Flüchtlinge sollen in der deutschen Arbeitslosenstatistik künftig extra ausgewiesen werden können. In die IT-Systeme sei der Aufenthaltsstatus als Merkmal aufgenommen worden, sagte eine Sprecherin der Bundesagentur für Arbeit (BA) und bestätigte einen Bericht der «Bild»-Zeitung.

Die Opposition warnte vor Schönfärberei der Arbeitslosenstatistik. BA und Bundesregierung betonten jedoch, Flüchtlinge würden nicht aus der Statistik herausgerechnet.

«Wer neu zu uns kommt, bei dem wird es schon erfasst», sagte die BA-Sprecherin. Bei allen Anderen geschehe dies beim nächsten Kontakt. Bis Mitte kommenden Jahres treffe die Statistik dann nicht nur Aussagen zu Ausländern, sondern auch zu Asylbewerbern.

Die Bundesregierung wertete dies als entscheidenden Schritt zur Verbesserung der Informationen, wie eine Sprecherin des Arbeitsministeriums sagte. Ressortchefin Andrea Nahles (SPD) habe bereits frühzeitig darauf gedrungen, den Zugang von Flüchtlingen so exakt wie möglich in der Arbeitsmarktstatistik abzubilden.

«Es ist nicht beabsichtigt, Flüchtlinge aus der Statistik «herauszurechnen»», so das Ministerium. «Sofern diese die Kriterien der Arbeitslosigkeit erfüllen, werden sie selbstverständlich auch als solche gezählt werden.» Auch zwei Quoten werde es nicht geben.

Das Institut für Arbeitsmarkt- und Berufsforschung geht von 130 000 mehr Arbeitslosen im Jahresschnitt 2016 aus. Es rechnet mit einer Spanne von 70 000 bis 200 000 arbeitslosen Flüchtlingen. Laut Bundesinnenministerium ist für 2016 durch den Flüchtlingszuzug mit 245 000 bis 465 000 zusätzlichen Hartz-IV-Berechtigten zu rechnen.

Die Opposition wandte sich nicht gegen mehr Transparenz, warnte aber vor Schönfärberei. «Bei der Gesamtzahl der Arbeitslosen sind die Asylbewerber in der offiziellen Statistik zu integrieren», sagte der Linken-Arbeitsmarktexperte Klaus Ernst der Deutschen Presse-Agentur.

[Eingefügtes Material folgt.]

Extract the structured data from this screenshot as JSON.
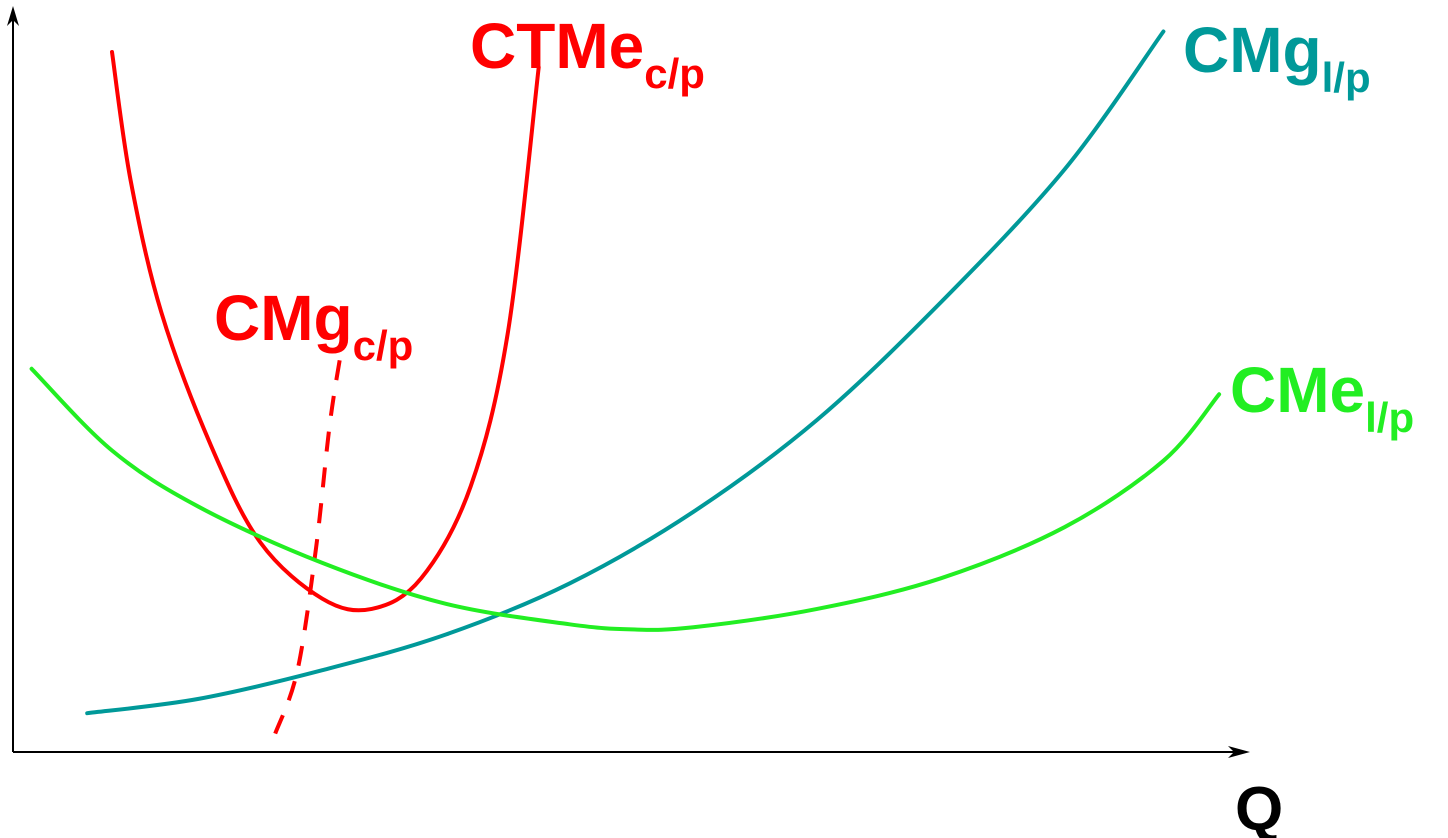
{
  "chart_data": {
    "type": "line",
    "title": "",
    "xlabel": "Q",
    "ylabel": "",
    "grid": false,
    "colors": {
      "short_run": "#ff0000",
      "long_run_marginal": "#009999",
      "long_run_average": "#22ee22",
      "axis": "#000000"
    },
    "series": [
      {
        "id": "ctme_cp",
        "label_main": "CTMe",
        "label_sub": "c/p",
        "color": "#ff0000",
        "style": "solid",
        "x": [
          0.8,
          0.95,
          1.2,
          1.6,
          2.0,
          2.5,
          2.9,
          3.3,
          3.7,
          4.0,
          4.25
        ],
        "y": [
          6.85,
          5.6,
          4.3,
          3.0,
          2.05,
          1.5,
          1.4,
          1.7,
          2.6,
          4.1,
          6.7
        ]
      },
      {
        "id": "cmg_cp",
        "label_main": "CMg",
        "label_sub": "c/p",
        "color": "#ff0000",
        "style": "dashed",
        "x": [
          2.12,
          2.3,
          2.45,
          2.56,
          2.65
        ],
        "y": [
          0.18,
          0.8,
          2.0,
          3.2,
          3.9
        ]
      },
      {
        "id": "cmg_lp",
        "label_main": "CMg",
        "label_sub": "l/p",
        "color": "#009999",
        "style": "solid",
        "x": [
          0.6,
          1.5,
          2.5,
          3.5,
          4.5,
          5.5,
          6.5,
          7.5,
          8.5,
          9.3
        ],
        "y": [
          0.38,
          0.52,
          0.8,
          1.15,
          1.65,
          2.35,
          3.25,
          4.4,
          5.7,
          7.05
        ]
      },
      {
        "id": "cme_lp",
        "label_main": "CMe",
        "label_sub": "l/p",
        "color": "#22ee22",
        "style": "solid",
        "x": [
          0.15,
          0.8,
          1.5,
          2.5,
          3.5,
          4.5,
          5.0,
          5.5,
          6.5,
          7.5,
          8.5,
          9.3,
          9.75
        ],
        "y": [
          3.75,
          2.95,
          2.4,
          1.85,
          1.45,
          1.25,
          1.2,
          1.22,
          1.4,
          1.7,
          2.2,
          2.85,
          3.5
        ]
      }
    ],
    "xlim": [
      0,
      10
    ],
    "ylim": [
      0,
      7.3
    ]
  }
}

Seine Fraktionskollegin Sabine Zimmermann sagte, für die Förderung der Betrofffenen könne die BA zwar Flüchtlinge extra als Personengruppe erfassen. «Diese aber wahlweise zu den offiziellen Arbeitslosenzahlen dazu zu nehmen, weg zu lassen oder herausgehoben zu verkünden, ist nicht sachgerecht und sorgt für zusätzliche Ressentiments gegenüber Flüchtlingen.»

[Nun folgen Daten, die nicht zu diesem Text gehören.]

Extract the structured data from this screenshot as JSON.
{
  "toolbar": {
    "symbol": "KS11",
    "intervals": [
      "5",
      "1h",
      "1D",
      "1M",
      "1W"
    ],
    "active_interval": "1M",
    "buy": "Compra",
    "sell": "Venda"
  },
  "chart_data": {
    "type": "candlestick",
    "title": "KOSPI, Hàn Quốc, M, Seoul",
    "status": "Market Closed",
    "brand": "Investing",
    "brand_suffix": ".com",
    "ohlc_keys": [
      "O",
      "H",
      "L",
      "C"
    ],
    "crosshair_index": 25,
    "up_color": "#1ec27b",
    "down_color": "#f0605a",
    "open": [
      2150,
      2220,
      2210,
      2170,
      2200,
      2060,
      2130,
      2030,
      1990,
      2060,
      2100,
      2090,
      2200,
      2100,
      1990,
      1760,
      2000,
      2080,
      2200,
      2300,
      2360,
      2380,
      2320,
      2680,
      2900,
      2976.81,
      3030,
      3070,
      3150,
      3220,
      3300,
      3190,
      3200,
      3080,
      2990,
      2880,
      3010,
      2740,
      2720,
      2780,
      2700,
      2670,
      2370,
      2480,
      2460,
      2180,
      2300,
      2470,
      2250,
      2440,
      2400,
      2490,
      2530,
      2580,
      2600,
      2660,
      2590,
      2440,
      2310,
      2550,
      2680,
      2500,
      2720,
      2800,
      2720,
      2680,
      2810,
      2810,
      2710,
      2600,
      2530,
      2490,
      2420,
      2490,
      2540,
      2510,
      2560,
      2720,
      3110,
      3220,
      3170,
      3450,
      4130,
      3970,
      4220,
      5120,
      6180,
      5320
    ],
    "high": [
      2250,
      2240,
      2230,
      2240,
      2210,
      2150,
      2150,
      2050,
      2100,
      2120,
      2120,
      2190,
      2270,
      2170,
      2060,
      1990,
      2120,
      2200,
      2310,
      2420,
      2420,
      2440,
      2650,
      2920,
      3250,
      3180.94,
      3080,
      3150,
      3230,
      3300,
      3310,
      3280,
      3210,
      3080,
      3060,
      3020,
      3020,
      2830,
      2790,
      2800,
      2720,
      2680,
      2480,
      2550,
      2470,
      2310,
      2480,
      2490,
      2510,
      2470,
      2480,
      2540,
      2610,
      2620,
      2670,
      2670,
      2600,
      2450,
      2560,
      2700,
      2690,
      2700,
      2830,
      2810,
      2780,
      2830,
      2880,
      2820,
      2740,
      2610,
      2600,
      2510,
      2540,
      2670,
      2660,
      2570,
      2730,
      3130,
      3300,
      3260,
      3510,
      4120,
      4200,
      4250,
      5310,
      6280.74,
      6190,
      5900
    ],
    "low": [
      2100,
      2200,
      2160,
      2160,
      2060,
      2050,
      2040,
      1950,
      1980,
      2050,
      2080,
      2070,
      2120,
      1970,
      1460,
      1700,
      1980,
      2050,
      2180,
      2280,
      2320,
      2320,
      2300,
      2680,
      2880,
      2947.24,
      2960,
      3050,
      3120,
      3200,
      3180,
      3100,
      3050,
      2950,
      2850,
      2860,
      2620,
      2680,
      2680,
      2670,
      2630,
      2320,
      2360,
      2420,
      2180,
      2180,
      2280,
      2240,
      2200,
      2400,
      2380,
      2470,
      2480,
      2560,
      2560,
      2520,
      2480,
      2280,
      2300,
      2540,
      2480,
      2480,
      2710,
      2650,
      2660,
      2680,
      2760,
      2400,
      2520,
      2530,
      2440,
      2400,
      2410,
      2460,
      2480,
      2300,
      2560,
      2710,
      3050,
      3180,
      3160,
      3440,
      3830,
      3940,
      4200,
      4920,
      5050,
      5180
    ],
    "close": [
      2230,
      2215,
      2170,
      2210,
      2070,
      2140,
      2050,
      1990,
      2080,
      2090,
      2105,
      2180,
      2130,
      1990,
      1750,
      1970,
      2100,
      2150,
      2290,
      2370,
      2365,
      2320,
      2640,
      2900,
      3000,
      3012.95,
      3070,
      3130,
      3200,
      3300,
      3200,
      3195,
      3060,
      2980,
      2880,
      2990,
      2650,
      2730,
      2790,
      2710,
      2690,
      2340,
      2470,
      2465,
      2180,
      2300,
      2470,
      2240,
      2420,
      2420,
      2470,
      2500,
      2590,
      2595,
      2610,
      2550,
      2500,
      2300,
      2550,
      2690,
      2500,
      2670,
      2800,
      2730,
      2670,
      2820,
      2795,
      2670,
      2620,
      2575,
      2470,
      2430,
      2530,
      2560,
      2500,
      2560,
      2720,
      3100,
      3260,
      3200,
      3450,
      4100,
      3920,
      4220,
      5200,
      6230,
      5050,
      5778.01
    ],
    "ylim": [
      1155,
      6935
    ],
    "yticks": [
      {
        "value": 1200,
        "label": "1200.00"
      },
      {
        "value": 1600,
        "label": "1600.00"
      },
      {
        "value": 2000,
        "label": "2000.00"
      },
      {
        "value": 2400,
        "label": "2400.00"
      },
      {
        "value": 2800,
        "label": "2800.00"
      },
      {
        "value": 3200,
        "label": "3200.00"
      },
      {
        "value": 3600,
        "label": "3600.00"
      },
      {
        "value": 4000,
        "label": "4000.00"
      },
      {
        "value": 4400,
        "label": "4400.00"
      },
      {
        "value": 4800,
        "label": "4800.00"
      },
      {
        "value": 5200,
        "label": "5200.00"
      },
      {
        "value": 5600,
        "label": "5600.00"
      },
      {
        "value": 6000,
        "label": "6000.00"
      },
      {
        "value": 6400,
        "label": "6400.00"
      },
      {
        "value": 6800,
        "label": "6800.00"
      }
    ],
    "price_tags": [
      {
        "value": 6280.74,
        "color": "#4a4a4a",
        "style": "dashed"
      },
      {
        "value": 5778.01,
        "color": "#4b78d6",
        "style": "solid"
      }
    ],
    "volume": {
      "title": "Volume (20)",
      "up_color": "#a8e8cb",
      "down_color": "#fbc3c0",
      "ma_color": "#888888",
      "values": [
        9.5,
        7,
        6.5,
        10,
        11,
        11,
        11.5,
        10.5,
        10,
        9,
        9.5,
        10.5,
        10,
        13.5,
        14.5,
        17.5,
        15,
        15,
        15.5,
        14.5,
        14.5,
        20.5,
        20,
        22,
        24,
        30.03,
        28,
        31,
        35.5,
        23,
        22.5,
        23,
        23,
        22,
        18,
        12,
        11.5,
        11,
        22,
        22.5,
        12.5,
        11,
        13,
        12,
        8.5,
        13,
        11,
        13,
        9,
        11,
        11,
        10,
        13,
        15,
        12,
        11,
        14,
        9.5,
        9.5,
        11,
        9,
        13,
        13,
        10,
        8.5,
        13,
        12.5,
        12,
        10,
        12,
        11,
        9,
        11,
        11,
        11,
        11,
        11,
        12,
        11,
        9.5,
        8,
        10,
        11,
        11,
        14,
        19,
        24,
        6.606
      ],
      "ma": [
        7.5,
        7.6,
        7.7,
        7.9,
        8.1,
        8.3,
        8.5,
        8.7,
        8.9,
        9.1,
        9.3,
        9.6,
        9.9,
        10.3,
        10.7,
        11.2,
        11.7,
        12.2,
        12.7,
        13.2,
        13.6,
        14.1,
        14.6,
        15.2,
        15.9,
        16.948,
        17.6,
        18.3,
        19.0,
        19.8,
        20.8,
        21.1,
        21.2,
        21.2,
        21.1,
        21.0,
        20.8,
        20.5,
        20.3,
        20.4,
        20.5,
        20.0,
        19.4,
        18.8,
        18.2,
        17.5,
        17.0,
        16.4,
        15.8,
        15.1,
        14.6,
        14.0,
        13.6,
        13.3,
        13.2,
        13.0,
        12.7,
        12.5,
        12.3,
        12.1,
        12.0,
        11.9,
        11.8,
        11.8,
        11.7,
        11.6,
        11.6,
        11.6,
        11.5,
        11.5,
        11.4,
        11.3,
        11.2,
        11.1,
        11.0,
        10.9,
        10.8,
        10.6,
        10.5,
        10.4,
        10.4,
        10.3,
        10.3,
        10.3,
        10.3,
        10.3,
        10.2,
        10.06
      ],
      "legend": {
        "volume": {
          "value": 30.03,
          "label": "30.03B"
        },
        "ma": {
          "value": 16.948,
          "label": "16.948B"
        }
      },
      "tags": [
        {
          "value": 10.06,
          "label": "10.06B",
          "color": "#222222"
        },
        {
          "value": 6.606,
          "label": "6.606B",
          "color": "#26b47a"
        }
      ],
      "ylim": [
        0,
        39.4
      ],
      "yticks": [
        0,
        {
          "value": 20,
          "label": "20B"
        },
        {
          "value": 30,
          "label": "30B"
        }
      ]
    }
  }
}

Die Grünen-Arbeitsmarktexpertin Brigitte Pothmer begrüßte mehr Informationen, mahnte aber: «Eine «Was-wäre-wenn-Statistik», die die Arbeitslosenzahl mal mit, mal ohne Flüchtlinge ausweist, ist gefährliche Augenwischerei.» Die Grünen-Wirtschaftsexpertin Kerstin Andreae sagte, wenn es der Bundesregierung ernst ist mit der Integration von Flüchtlingen, sollte sie lieber die Vorrangprüfung zugunsten von Arbeitskräften aus Deutschland oder der EU abschaffen.

Der Deutsche Gewerkschaftsbund begrüßte die Statistikpläne. «Anhand der Statistik wird dann deutlich, ob es bei der Integration von Flüchtlingen Fortschritte gibt und welche Regionen zusätzliche Unterstützung benötigen», sagte Annelie Buntenbach vom DGB-Vorstand.